LINCOLN, Nebraska — Nearly 57,000 Nebraska residents will continue to receive tax subsidies for federal health care insurance plans now that the U.S. Supreme Court has rejected conservatives' challenge to the Affordable Care Act.
The 6-3 ruling on Thursday helps avoid a situation in which premiums could have soared for Nebraska's entire individual insurance market, possibly forcing many recipients to drop their coverage.
Here are some key things to know about the ruling and its impact on Nebraska:
HOW DID NEBRASKA BECOME INVOLVED?
All states were required to have a health care marketplace where consumers could comparison shop for insurance. The law gave states the option of creating and running their own marketplace, defaulting to one set up by the federal government or taking a hybrid approach.
Nebraska was one of 34 mostly conservative states that defaulted to the federal marketplace rather than creating its own.
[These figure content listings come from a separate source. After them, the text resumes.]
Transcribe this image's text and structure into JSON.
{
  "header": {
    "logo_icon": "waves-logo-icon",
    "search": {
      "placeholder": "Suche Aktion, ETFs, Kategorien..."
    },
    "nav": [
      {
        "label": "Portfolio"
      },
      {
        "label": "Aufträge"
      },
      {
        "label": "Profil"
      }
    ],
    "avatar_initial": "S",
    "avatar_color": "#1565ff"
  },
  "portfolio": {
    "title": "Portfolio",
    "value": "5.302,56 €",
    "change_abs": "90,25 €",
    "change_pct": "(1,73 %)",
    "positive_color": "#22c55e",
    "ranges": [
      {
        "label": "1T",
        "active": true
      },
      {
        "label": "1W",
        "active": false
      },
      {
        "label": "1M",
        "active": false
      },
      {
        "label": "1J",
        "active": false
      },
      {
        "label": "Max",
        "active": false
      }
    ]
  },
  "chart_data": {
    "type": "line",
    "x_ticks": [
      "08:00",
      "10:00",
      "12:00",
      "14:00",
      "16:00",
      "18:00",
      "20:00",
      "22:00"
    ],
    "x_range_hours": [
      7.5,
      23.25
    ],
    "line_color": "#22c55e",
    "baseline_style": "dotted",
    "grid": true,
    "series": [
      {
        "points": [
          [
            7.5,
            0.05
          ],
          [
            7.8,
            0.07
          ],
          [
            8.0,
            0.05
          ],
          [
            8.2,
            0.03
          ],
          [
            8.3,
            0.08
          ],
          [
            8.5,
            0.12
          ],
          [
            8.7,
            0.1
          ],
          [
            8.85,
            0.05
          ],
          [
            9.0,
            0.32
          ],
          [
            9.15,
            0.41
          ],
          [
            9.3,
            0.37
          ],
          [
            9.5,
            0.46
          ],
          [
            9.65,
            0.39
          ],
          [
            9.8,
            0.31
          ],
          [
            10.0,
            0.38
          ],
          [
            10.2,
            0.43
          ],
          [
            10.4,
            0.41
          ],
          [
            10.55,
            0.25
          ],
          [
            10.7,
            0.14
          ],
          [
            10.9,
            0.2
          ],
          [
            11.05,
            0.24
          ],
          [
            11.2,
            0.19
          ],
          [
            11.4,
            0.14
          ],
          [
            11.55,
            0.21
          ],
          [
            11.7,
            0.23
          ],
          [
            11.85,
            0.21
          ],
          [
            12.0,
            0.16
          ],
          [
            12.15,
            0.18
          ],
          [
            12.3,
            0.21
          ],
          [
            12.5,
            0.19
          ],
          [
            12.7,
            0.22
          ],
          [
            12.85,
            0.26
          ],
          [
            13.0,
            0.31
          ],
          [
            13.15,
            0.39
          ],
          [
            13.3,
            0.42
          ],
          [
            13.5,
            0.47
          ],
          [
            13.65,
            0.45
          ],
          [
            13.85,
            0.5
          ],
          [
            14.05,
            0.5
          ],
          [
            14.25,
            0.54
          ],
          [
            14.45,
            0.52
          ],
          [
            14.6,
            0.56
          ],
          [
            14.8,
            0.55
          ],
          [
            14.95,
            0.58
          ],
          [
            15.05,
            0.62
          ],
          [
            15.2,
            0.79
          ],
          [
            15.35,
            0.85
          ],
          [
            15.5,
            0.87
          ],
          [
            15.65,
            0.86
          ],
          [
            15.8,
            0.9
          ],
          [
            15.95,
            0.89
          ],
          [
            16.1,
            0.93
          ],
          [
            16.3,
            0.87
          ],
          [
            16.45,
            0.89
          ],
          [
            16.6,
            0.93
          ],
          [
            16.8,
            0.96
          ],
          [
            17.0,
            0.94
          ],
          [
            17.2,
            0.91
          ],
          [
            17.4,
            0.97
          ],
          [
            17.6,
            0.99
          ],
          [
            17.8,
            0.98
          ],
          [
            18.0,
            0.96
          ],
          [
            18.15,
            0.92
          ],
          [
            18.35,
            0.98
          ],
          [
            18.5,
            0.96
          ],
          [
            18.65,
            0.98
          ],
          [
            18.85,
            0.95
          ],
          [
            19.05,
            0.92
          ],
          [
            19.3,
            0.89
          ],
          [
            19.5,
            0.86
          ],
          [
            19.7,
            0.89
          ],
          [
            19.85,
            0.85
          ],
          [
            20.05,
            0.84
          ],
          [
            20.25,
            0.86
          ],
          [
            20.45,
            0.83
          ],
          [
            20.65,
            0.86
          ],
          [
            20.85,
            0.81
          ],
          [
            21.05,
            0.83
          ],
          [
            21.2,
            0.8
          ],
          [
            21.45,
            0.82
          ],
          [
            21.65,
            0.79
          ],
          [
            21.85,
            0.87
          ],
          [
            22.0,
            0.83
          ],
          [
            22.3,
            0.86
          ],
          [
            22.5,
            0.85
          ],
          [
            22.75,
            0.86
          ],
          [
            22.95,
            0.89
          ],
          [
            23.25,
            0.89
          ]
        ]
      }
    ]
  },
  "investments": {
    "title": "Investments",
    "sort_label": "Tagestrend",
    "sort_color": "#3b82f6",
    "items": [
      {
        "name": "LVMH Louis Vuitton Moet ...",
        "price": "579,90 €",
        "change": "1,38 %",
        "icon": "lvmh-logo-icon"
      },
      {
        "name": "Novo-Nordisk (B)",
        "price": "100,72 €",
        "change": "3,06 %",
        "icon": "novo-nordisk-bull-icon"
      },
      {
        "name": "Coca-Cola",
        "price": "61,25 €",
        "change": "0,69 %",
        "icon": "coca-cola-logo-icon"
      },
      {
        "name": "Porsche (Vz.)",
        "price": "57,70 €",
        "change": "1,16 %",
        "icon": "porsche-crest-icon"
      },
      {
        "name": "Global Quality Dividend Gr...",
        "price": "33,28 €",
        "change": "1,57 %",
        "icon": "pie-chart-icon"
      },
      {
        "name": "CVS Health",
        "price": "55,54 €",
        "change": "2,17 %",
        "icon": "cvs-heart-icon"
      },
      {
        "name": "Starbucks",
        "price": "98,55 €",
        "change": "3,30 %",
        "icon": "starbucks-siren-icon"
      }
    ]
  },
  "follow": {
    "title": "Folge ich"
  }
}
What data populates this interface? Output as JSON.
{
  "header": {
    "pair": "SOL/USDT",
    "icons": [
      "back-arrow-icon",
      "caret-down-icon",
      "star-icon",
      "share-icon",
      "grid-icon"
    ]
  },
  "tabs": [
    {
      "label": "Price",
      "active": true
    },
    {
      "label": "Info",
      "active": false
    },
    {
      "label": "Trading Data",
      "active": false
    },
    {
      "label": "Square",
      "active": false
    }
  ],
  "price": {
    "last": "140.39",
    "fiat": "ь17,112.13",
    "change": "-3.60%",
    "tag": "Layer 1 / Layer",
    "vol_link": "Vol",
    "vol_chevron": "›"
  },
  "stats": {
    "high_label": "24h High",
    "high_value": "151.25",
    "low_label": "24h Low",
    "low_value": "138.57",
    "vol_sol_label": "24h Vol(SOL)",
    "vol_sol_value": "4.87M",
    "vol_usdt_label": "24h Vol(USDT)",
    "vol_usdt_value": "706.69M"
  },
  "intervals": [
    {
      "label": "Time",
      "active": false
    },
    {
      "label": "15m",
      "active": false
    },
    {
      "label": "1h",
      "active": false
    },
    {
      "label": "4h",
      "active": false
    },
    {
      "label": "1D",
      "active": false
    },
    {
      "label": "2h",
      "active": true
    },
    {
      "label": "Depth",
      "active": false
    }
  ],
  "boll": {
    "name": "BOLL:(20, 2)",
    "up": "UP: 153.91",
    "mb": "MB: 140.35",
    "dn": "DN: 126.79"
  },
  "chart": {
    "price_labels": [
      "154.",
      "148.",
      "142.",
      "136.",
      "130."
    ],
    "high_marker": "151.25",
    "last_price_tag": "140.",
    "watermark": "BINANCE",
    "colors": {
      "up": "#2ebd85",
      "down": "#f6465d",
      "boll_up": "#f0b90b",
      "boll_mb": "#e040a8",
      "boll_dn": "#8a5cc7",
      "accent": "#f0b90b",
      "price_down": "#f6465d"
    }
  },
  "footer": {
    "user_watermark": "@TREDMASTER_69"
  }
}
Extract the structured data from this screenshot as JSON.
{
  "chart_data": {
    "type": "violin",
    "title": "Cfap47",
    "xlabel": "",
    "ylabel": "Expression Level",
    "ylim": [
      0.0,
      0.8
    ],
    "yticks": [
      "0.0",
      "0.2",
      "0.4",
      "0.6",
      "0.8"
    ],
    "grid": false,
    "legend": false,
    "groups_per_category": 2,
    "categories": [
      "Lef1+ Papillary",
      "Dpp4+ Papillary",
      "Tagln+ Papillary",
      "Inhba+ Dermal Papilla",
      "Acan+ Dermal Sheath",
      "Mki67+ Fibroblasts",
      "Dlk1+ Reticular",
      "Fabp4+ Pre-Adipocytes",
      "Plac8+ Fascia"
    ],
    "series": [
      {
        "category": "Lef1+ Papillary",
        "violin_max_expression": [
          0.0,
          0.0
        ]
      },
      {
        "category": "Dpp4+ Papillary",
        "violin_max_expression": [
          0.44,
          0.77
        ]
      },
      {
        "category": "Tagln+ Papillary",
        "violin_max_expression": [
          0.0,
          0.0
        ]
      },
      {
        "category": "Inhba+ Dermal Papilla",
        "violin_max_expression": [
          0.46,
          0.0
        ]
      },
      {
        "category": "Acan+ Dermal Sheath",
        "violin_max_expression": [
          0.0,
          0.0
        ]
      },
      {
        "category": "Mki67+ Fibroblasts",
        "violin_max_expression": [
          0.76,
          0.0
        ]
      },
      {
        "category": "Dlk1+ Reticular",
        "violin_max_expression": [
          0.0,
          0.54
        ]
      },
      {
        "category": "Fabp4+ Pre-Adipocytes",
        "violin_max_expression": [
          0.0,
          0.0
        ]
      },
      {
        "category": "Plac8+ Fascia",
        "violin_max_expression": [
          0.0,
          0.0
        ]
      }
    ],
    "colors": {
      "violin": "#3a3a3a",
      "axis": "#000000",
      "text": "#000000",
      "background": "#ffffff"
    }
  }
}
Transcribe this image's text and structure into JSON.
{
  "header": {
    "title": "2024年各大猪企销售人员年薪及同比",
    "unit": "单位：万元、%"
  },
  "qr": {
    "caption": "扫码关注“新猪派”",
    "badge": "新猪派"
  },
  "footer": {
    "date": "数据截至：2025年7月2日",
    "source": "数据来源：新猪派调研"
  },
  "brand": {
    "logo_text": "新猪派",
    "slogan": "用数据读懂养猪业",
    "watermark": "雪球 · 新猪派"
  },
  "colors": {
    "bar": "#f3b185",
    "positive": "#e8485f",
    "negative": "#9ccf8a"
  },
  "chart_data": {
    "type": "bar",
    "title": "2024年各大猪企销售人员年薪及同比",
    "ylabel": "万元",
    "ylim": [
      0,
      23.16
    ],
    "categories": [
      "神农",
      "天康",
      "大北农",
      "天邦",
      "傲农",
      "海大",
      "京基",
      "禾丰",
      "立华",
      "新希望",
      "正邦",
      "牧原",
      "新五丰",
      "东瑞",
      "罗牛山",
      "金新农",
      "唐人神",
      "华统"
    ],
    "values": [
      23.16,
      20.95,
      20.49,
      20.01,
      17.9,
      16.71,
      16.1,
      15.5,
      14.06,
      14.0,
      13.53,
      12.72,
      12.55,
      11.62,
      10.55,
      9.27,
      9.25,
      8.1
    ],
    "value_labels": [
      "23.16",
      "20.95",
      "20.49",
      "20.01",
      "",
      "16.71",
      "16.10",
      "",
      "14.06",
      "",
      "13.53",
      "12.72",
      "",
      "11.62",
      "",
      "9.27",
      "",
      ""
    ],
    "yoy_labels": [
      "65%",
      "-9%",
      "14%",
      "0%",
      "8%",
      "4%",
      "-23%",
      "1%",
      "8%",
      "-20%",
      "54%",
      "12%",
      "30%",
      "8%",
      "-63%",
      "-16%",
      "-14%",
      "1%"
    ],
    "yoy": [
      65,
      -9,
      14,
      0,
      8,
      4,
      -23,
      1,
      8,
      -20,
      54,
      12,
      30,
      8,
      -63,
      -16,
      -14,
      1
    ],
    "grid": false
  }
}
At issue in the court case was whether states with the federal marketplace should qualify for tax credits to help with the cost of health insurance. Challengers to the law argued that its literal wording only allowed subsidies for marketplaces "established by the state," while the Obama administration said the law's intent was to provide subsidies to all qualified enrollees.
WHY DID NEBRASKA OPT AGAINST A STATE-RUN MARKETPLACE?
Former Gov. Dave Heineman announced in 2012 that Nebraska would join a marketplace set up by the federal government.
The Republican vehemently opposed the federal health care law, said that the federal option was cheaper for the state and argued that state-run models were still heavily controlled by the federal government.
A new state oversight commission agreed in December. The Nebraska Exchange Stakeholder Commission said building a state-run marketplace would prove "difficult at best," given the lack of federal funding and problems some other states experienced with their systems.
Some advocacy groups that support the law say Nebraska should have chosen a state-run marketplace to provide more local control. Proponents point to states like Kentucky, whose state marketplace has been touted as a success.
WHY ARE THE TAX CREDITS SO IMPORTANT?
The tax credits were created to help cover the cost of insurance for low- and middle-income Americans, including in Nebraska. Had the court struck them down, premiums in Nebraska could have soared by an average of 265 percent.
Nebraska receives an average of $14.6 million a month — about $257 per enrollee — to help pay for premiums, according to the Kaiser Family Foundation.
Eliminating the tax credits likely would have raised prices for the entire individual marketplace, and not just for those who receive them, because younger and healthier people who help subsidize the pool would have been more likely to drop their plans.
DOES THIS END THE DEBATE?
While the case was viewed as the last serious challenge to the federal health care law, supporters in Nebraska say they plan to push for more. Opponents remain fervently against it.
An advocacy group for low-income Nebraska residents praised the decision Thursday but argued the state still needs to expand Medicaid coverage under the federal health care law. State lawmakers have rejected expansion attempts three times in as many years.
"Today's ruling underscores that we should fully implement all the opportunities under the ACA to strengthen our health care system and improve Nebraskans' lives," said James Goddard, an attorney for Nebraska Appleseed. "The next step should be to expand Medicaid and ensure every Nebraskan can get health coverage."
Groups that opposed the law argued it will continue to impose a regulatory burden.
"Although the Supreme Court upheld these controversial subsidies, that doesn't mean that families, individuals, or businesses here in Nebraska will see any relief from the harmful effects of this law," said Matt Litt, state director of Americans for Prosperity-Nebraska.